A história de Ignácia, nascida na Paraíba (PB), misturou-se à dos Piquet quando ela tinha 16 anos, em Pernambuco (PE). Nessa faixa etária, as meninas pobres da região já trabalhavam havia tempo para sobreviver. Algumas nem sequer recebiam salário e prestavam serviços em troca de casa, comida e roupa. Uma amiga indicou Ignácia para trabalhar na casa de saúde administrada por Estácio, nascido em Pernambuco. A nova funcionária logo se tornou querida pela família do médico.
Teve a sorte diferente da de muitas meninas de sua idade e na mesma situação de vulnerabilidade social. Quando Estácio foi eleito deputado, o hospital fechou as portas e ela foi convidada a ser babá e a deixar a cidade, rumo ao Rio de Janeiro, com os Piquet. Antes disso, Ignácia nunca havia se sentido importante, ela relata.
Uma década depois de ter nascido, Ignácia Claudiana da Silva ainda não tinha certidão de nascimento. Descendente de escravos, começou a trabalhar aos 7 anos, como empregada doméstica. Ainda era criança quando conheceu a responsabilidade de tomar conta de outro ser humano.
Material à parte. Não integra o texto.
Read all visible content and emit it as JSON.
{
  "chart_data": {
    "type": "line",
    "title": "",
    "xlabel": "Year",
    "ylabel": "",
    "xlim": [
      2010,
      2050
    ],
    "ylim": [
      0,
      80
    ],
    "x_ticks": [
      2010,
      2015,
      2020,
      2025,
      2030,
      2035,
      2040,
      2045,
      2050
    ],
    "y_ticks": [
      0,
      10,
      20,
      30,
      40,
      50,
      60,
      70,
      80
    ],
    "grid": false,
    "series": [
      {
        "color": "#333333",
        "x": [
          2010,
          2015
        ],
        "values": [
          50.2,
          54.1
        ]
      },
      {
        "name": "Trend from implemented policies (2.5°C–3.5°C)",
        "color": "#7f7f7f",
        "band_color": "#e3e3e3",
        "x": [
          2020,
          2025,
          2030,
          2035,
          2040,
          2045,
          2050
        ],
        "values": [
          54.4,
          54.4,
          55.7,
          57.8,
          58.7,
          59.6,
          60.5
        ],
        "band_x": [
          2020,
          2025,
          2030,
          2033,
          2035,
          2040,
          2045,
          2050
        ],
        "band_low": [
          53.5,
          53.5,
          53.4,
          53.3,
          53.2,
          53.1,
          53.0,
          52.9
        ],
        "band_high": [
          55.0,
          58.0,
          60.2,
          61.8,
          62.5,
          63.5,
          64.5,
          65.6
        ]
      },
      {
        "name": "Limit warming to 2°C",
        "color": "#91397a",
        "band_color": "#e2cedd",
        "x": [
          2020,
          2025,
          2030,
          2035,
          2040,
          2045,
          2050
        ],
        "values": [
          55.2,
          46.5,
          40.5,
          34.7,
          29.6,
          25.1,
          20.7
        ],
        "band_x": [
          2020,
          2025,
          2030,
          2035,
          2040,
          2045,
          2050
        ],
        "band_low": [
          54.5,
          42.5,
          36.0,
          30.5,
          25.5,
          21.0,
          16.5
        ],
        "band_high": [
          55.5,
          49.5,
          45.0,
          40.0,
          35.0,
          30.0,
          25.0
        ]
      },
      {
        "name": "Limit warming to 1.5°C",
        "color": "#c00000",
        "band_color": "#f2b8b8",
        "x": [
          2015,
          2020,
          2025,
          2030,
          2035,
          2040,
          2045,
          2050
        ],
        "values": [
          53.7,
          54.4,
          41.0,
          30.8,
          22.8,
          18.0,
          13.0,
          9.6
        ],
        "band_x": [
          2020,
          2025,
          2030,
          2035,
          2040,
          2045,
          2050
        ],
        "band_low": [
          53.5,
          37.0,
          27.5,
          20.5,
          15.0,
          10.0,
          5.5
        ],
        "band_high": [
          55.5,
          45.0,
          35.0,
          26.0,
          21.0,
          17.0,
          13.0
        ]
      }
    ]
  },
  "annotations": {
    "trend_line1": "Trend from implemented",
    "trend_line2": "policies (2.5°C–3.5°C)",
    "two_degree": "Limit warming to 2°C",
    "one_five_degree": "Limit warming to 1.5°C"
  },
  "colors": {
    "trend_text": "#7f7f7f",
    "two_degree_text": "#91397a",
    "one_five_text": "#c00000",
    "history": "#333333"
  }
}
Não se lembra da vida sem deveres. Mesmo assim, não se descreve como vítima da miséria, mas como alguém que venceu as circunstâncias. “Minha mãe morreu quando eu era pequena. Eu e meus irmãos crescemos trabalhando. Nós dormíamos sentindo uma gastura, quando víamos era fome. Só tinha um restinho de farinha e mamona. Sobrevivi porque sou do santo forte”, lembra.
Ignácia foi babá dos quatro filhos de Clotilde Piquet Souto Maior, que morreu em 2007, e Estácio Souto Maior. Alex, hoje com 70 anos, foi o primeiro. Em seguida, nasceu Geraldo, atualmente com 69 anos. A única mulher, Gerusa, de 66 anos, é uma das mais afeiçoadas a Ignácia. Mora nos Estados Unidos, mas envia fotos e fala com Ignácia ao telefone toda semana.
Ela, que por pouco não morreu de desnutrição durante a infância e enxergava o mundo por uma fresta pequena, conheceu, ao lado de Nelson, lugares que nem imaginava existir. Passou temporadas em Mônaco, no Vaticano, esteve em Portugal, na França, nos EUA e na Itália. Nelson guarda no celular fotos de Ignácia em uma praia brasileira, tomando banho de mar, com sorriso honesto igual ao de criança quando se diverte. “Ela morou um ano no barco (um iate) comigo, em Mônaco. Vou lhe contar um segredo de família: eu sou filho da Ignácia”, diz Nelson, que faz jus à fama de piadista. “Falar besteira é pecado. Seu Estácio era um homem muito respeitador”, responde Ignácia.
A fama de mau de Nelson Piquet pode sair abalada de um encontro com Ignácia. Ao lado dela, o tricampeão não economiza sorrisos e mimos. Pudera: foi ela quem o ensinou as primeiras palavras escritas, na sala de casa, mesmo sem ter frequentado a escola formal. “Eu estudei pouco na época de menina. A gente mudou para Brasília e eu voltei para o colégio, fui uns dois anos, mas desisti depois”, explica a paraibana. Há décadas, Ignácia escreveu uma carta para Nelson. Queria documentar o seu amor por ele. Anos depois, Nelson encontrou o papel. “Ele chorou e veio me mostrar o que tinha achado”, revela Ignácia.
Ignácia esteve presente em todos os momentos importantes: na primeira comunhão de Nelson Piquet, na igrejinha, em casamentos, aniversários, batizados e em ocasiões de tristeza, como a morte de Clotilde. Além de cuidar dos quatro filhos da patroa – que se tornou amiga – como se fossem seus, Ignácia ajudou a criar os netos dela, pelos quais pede proteção divina todas as noites. É por todos eles que Ignácia reza o Santo Anjo do Senhor, famosa oração que pede aos céus para guardar, governar e iluminar pessoas queridas. Se os anjos precisarem de ajuda extra, podem contar com Ignácia.